Лемнер сидел в тёплом кунге над картой Бухмета. Его штормовка с воротником из волчьего меха висела на крюке. Он был в зелёном армейском свитере, опоясан капроновым ремнём с кобурой, где золотым слитком лежал пистолет. Начальник штаба Вава прикладывал линейку к карте, мерил расстояние между городскими кварталами. Проводил между ними красные линии. Лемнер смотрел на линии и думал, что здесь, поливая землю кровью, пройдут «пушкинисты», и белый, начертанный на броне профиль станет красным.

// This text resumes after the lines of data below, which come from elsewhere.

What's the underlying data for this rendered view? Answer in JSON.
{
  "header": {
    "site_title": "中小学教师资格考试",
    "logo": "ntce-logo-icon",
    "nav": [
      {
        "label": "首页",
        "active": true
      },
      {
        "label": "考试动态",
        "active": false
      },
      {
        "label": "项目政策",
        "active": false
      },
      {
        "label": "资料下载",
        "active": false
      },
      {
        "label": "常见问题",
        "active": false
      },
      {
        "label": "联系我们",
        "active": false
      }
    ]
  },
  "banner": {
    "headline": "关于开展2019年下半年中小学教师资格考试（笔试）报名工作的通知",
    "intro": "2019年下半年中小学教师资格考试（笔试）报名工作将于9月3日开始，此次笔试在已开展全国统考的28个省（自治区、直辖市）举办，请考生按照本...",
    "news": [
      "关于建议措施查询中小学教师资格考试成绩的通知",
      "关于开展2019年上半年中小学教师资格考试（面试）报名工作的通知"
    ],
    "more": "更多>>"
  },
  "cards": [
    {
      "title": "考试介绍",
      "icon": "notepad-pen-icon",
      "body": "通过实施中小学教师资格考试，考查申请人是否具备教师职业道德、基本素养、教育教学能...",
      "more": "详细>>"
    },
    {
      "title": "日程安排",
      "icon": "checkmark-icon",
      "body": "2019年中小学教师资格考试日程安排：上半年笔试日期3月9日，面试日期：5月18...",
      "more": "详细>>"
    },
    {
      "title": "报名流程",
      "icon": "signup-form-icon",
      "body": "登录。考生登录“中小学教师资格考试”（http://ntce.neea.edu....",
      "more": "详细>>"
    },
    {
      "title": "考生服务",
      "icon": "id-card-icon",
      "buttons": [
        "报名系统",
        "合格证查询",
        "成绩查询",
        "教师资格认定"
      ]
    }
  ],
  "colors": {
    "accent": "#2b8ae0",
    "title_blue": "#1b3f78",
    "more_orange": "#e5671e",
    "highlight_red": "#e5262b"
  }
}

— Командир, в этом Бухмете мы набухаемся. В нём четыре квартала. «Альфа», «Бета», «Гама», «Дельта», — Вава концом линейки тыкал в нарисованные на карте квадратики с буквами греческого алфавита. — В каждом квартале опорный пункт. Все четыре соединены подземными ходами, поддерживают друг друга огнём, быстро перебрасывают под землёй подкрепления. Перетрём город в крупу, потом наступаем.
— Это что? — Лемнер рассматривал тщательно начертанные фломастером греческие буквы. — Что за круг?
— Командир, это церковь в квартале «Дельта». В ней их штаб. Его сотрём в первую очередь.
— Церковь беречь. Я в ней буду венчаться.
— Командир! — Вава, привыкший к необъяснимым чудачествам Лемнера, решил переспросить: — Я тебя правильно понял?
— Правильно, Вава. Буду венчаться.
— Да тебя в ней отпоют, командир!
— Слышишь, церковь беречь! Возьмём Бухмет, и я обвенчаюсь. Можешь достать попа?
— Есть тут один заблудший. Ходит в расположении и солдатиков крестит. Может, шпион. Расстрелять руки не доходят.
— Церковь беречь! Попа ко мне!
Священника привели с мороза. Он жался к струе горячего воздуха и оттаивал. На его голове колом стояла мятая бархатная шапка. Из-под неё свисали сальные волосы. Военный бушлат был замызган, словно священник спал в нём, не раздеваясь, в окопах, в нетопленных углах, в ледяных отсеках машин. Башмаки огромные, не по ноге, с круглыми, как шары, носами. Лицо до глаз заросло волосами, как у собаки. Не ясно было, где кончались брови и начиналась борода, и есть ли в свалявшихся усах рот. Но из косматой звериной шерсти смотрели бирюзовые глаза.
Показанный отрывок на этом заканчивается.